In precedenza, nei sotterranei di un edificio adiacente, era
stata rinvenuta una statua marmorea colossale di una persona togata, databile in
età claudia, acquistata dal Municipio, ora conservata nel Museo Archeologico di
Fermo.
Nel 1915, durante i lavori di sistemazione dello stesso
stabile, nel frattempo acquistato dal Consorzio Agrario Provinciale di Fermo
(che ne è stato proprietario fino agli anni Cinquanta, quando lo ha ceduto alla
Bna per trasferirsi nella nuova sede fuori Porta San Francesco), venne in luce
una statua iconica marmorea, di età giulio claudia, ora conservata ad Ancona
nel Museo Nazionale delle Marche (dopo una lunga vertenza che coinvolse Comune,
Consorzio Agrario, Ministero e anche i cittadini); successivamente vennero alla
luce anche grossi blocchi e un podio che sosteneva una serie di statue onorarie.

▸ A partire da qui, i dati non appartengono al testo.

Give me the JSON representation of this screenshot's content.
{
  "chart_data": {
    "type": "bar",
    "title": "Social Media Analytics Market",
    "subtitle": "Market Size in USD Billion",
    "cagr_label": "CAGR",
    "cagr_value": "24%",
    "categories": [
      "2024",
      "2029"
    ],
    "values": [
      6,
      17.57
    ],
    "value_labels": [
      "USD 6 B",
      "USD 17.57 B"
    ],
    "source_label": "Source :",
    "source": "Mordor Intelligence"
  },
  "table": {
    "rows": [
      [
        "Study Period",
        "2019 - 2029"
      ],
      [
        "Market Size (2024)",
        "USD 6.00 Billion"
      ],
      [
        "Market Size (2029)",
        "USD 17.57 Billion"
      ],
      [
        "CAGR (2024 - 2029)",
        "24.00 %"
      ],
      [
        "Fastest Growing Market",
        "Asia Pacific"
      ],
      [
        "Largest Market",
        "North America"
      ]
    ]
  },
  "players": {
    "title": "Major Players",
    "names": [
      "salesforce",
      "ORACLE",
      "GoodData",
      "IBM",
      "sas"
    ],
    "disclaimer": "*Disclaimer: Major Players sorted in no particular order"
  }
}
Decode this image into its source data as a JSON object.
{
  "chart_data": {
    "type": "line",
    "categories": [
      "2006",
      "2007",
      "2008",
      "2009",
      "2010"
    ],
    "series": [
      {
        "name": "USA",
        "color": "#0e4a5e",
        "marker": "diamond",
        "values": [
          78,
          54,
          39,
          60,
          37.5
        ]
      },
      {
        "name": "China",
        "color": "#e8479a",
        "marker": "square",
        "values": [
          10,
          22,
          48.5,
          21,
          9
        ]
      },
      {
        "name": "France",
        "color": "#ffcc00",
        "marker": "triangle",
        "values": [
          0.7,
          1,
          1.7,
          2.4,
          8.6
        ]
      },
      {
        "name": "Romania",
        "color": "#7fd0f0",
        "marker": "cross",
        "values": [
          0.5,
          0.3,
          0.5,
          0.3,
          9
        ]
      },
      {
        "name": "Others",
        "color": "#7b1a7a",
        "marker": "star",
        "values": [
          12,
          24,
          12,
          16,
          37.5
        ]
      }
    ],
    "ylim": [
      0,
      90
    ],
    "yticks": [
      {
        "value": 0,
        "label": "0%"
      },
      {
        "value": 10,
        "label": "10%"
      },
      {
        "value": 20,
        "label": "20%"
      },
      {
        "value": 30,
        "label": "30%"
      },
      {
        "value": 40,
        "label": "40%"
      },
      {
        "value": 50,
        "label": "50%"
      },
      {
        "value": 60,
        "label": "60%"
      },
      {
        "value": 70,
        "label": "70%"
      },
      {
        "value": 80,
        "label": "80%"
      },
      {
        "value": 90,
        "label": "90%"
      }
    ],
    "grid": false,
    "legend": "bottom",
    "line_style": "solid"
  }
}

Sia gli ispettori locali che gli esperti del Ministero dei
Beni Culturali, convennero che per le loro caratteristiche le strutture e i
reperti erano da riferire al foro o ad un edificio pubblico eretto in vicinanza
di questo. A conferma di ciò c'è la quota dei rinvenimenti: il lastricato era
posto a quota 279 (a cui arrivavano gli scavi per le fondazioni del Consorzio
Agrario); la quota esterna della cisterna romana più grande, posta sotto al
foro, che costituiva un sostegno di parte dell'area forense, è di 279 metri sul
livello del mare.
Le statue appartenevano ad un ciclo onorario giulio - claudio
raffigurante membri della famiglia imperiale, collocate in un edificio pubblico
o religioso ubicato su un lato o in prossimità del foro.
Il Teatro
Il teatro fu costruito all'interno della città, addossato al pendio settentrionale della collina, tra le quote 309 (affioramento più elevato oggi visibile) e 287 s.l.m. (muro dietro alla scenam, oggi incorporato nei sotterranei della sede centrale della Cassa di Risparmio di Fermo. Fino al Cinque - Seicento il teatro era ancora "leggibile", come dimostrano alcune vedute della città.
Nel 1739, nei lavori di
ampliamento dell'ospedale di S. Maria Novella della Carità (nucleo originario
dietro all'odierno Monte di Pietà), furono rinvenute antiche lastre di marmo di
colore verde nonché resti di un edificio importante.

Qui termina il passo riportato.